British Ambassador to Ireland Dominick Chilcott has expressed concern that Ireland and Britain could "drift apart" in the event that the UK votes to leave the European Union.
Speaking during a panel discussion at NUI Galway on the forthcoming referendum, Mr Chilcott said British voters were essentially focusing on the extent to which membership benefited them.
Mr Chilcott said that there were real and valid concerns about immigration, finance and European legislation ahead of the 23 June polling day.
But he said it was his job to emphasise the view of the British Government that the country should remain in the EU.
Mr Chilcott said one of the great benefits of EU membership was the manner in which it had led to Britain and Ireland being "quite close allies".
He said the relationship between the two countries was multi-layered and without regular contact in Brussels, he felt the countries would drift apart from each other.
He said the future status of the border between the North and the Republic in the event of a 'Leave' vote was "an open question".
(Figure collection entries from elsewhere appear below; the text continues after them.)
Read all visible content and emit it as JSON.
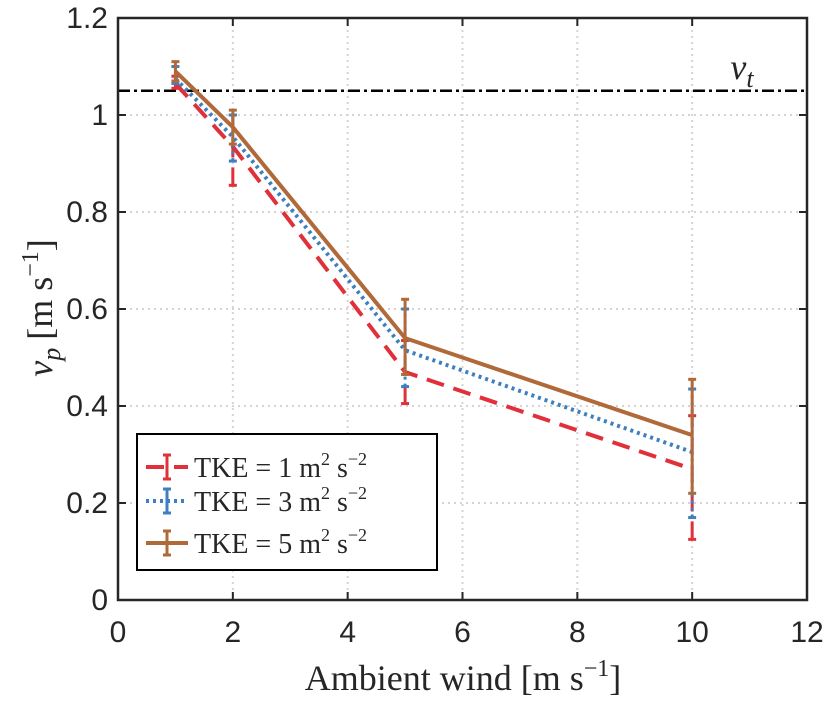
{
  "chart_data": {
    "type": "line",
    "xlabel_main": "Ambient wind [m s",
    "xlabel_sup": "−1",
    "xlabel_end": "]",
    "ylabel_sym": "v",
    "ylabel_sub": "p",
    "ylabel_unit": "[m s",
    "ylabel_sup": "−1",
    "ylabel_end": "]",
    "xlim": [
      0,
      12
    ],
    "ylim": [
      0,
      1.2
    ],
    "xticks": [
      0,
      2,
      4,
      6,
      8,
      10,
      12
    ],
    "xtick_labels": [
      "0",
      "2",
      "4",
      "6",
      "8",
      "10",
      "12"
    ],
    "yticks": [
      0,
      0.2,
      0.4,
      0.6,
      0.8,
      1.0,
      1.2
    ],
    "ytick_labels": [
      "0",
      "0.2",
      "0.4",
      "0.6",
      "0.8",
      "1",
      "1.2"
    ],
    "grid": true,
    "legend_position": "bottom-left",
    "reference_line": {
      "y": 1.05,
      "label_sym": "v",
      "label_sub": "t",
      "color": "#000000",
      "style": "dash-dot"
    },
    "series": [
      {
        "name": "TKE = 1 m² s⁻²",
        "legend_main": "TKE = 1 m",
        "legend_sup1": "2",
        "legend_mid": " s",
        "legend_sup2": "−2",
        "color": "#e0303a",
        "style": "dashed",
        "x": [
          1,
          2,
          5,
          10
        ],
        "y": [
          1.065,
          0.935,
          0.47,
          0.27
        ],
        "err_low": [
          1.055,
          0.855,
          0.405,
          0.125
        ],
        "err_high": [
          1.08,
          1.0,
          0.535,
          0.38
        ]
      },
      {
        "name": "TKE = 3 m² s⁻²",
        "legend_main": "TKE = 3 m",
        "legend_sup1": "2",
        "legend_mid": " s",
        "legend_sup2": "−2",
        "color": "#3d7fbf",
        "style": "dotted",
        "x": [
          1,
          2,
          5,
          10
        ],
        "y": [
          1.075,
          0.955,
          0.515,
          0.305
        ],
        "err_low": [
          1.065,
          0.905,
          0.44,
          0.17
        ],
        "err_high": [
          1.1,
          1.0,
          0.6,
          0.435
        ]
      },
      {
        "name": "TKE = 5 m² s⁻²",
        "legend_main": "TKE = 5 m",
        "legend_sup1": "2",
        "legend_mid": " s",
        "legend_sup2": "−2",
        "color": "#b06a3a",
        "style": "solid",
        "x": [
          1,
          2,
          5,
          10
        ],
        "y": [
          1.09,
          0.975,
          0.54,
          0.34
        ],
        "err_low": [
          1.07,
          0.94,
          0.465,
          0.22
        ],
        "err_high": [
          1.11,
          1.01,
          0.62,
          0.455
        ]
      }
    ]
  }
}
The Ambassador said the steadying effect of EU membership on bilateral arrangements between the two countries was important and needed to be recognised.
He also welcomed the involvement of the Irish Government in the debate to ensure the 500,000 or so Irish nationals living in the UK were fully aware of the views of business and Government here.
Economics Prof says implications could be 'stark'
In his contribution, Chair of the Fiscal Advisory Council Prof John McHale said the implications of a British exit for household income in the UK were quite stark.
He said a number of forecasts had suggested that by 2030, GDP would be 6.2% lower and household income would fall by around £4,300 a year.
Prof McHale said the economic case for Brexit was much weaker than a lot of voters in the UK seemed to think.
He said a 'Leave' vote would also have strong consequences for the Irish economy. Every 1% decrease in British GDP would lead to a 0.3% drop in Irish GDP.
Prof McHale said trade between the two countries could be expected to fall by 20% or more.
While a small amount of Foreign Direct Investment (FDI) might be diverted here, that would be overwhelmed by the impact on British incomes and the knock-on consequences for the Irish economy.
He said it was hard to see how passport checks could be avoided on the border and that there would most likely be consequences for common travel area arrangements should Britain vote to leave.